Mais à partir du moment où le dirigeant devient un homme d'État, comme dans l'Egypte ancienne ou l'Angleterre moderne, il aura besoin que le politologue se transforme non seulement en prophète religieux ou en philosophe politique, diffuseurs respectifs de la croyance charismatique et de la croyance rationnelle, mais, surtout, en tout cela, chez un ingénieur social, à l’opposé d’un politologue. L'ingénieur social conseille au dirigeant de l'Etat, avant d'être efficace (= gouverner selon une loi juste), d'être efficace (= gouverner selon une fausse loi), indiquant au chef de l'Etat les moyens de réussir la tâche de domination.

Dans l’État contemporain, sous l’hégémonie du capital financier-bancaire, règnent Friedrich Hayek et la proposition selon laquelle la relation de travail est un échange d’équivalents – le salaire individuel pour le travail fourni ! Cette relation, selon ce discours, doit se produire par « hasard », c’est-à-dire par la rencontre entre le propriétaire de l’entreprise et le salarié sans prédétermination d’aucune sorte, en préservant la « liberté » du marché du travail.

Le fétichisme de la loi

Les lois sont des choses qui circulent, puisque tout le monde en est informé ou devrait l'être, mais elles gardent leurs énigmes. Le caractère énigmatique ou fétichiste de la loi apparaît encore aujourd’hui parce que cette chose tend à cacher son caractère fonctionnel et à apparaître comme ayant une origine supramondaine – récit mythique, doctrine religieuse, philosophie rationnelle.

La science du droit d’Emmanuel Kant (1986) contient le résultat que nous soutenons sur le véritable caractère de la norme juridique, puisque le philosophe allemand affirme que les impératifs du droit sont uniquement « conformes au devoir » et non « par devoir ». » (inconditionnel). Autrement dit, sous la forme (l’apparence) de l’impératif catégorique, ce qui est effectivement dans la loi est le contenu (la réalité) de l’impératif fonctionnel.

Ainsi, dans son essence, la norme juridique n’est pas constituée comme supra-historique, car elle est conditionnée à des fins mondaines, et dans son origine historique, elle n’apparaît pas nécessairement sous la forme individu-personne, car elle est initialement liée au mythe. au récit, à l'autorité collective ancestrale, et non à des préceptes religieux ou rationnels, dont les représentations de la divinité (religion) ou de l'inconditionnalité (raison) s'effectuent sous forme de personne (Balandier, 2013). Si la forme-personne du droit n'est pas trouvée en premier lieu, cela n'implique pas qu'il n'y ait pas de relations juridiques de propriété (collective), de famille (polygame), de sanctions (tribu ou parenté).
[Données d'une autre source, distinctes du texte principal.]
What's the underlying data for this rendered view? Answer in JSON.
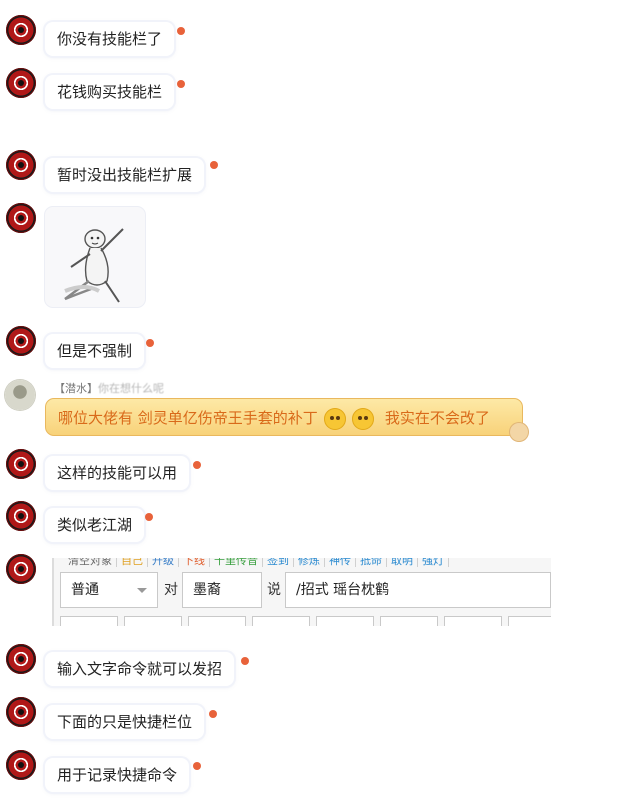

* Francisco Pereira de Farias Il est professeur au Département de sciences sociales de l'Université fédérale du Piauí. Auteur, entre autres livres, de Réflexions sur la théorie politique du jeune Poulantzas (1968-1974) (combats anticapitalistes).

Références


BALANDIER, Georges. Politique d'anthropologie. Paris : PUF, 2013.

DURKHEIM, Émile. Cours de sociologie. Paris : PUF, 2010.

KANT, Emmanuel. Critique de la raison pratique. Lisbonne : Éditions 70, 1986.

MACHIAVEL, Niccolò. Le prince. Brasilia : UNB, 1987.

POULANTZAS, Nicos. Pouvoir politique et classes sociales. Paris : Maspéro, 1972.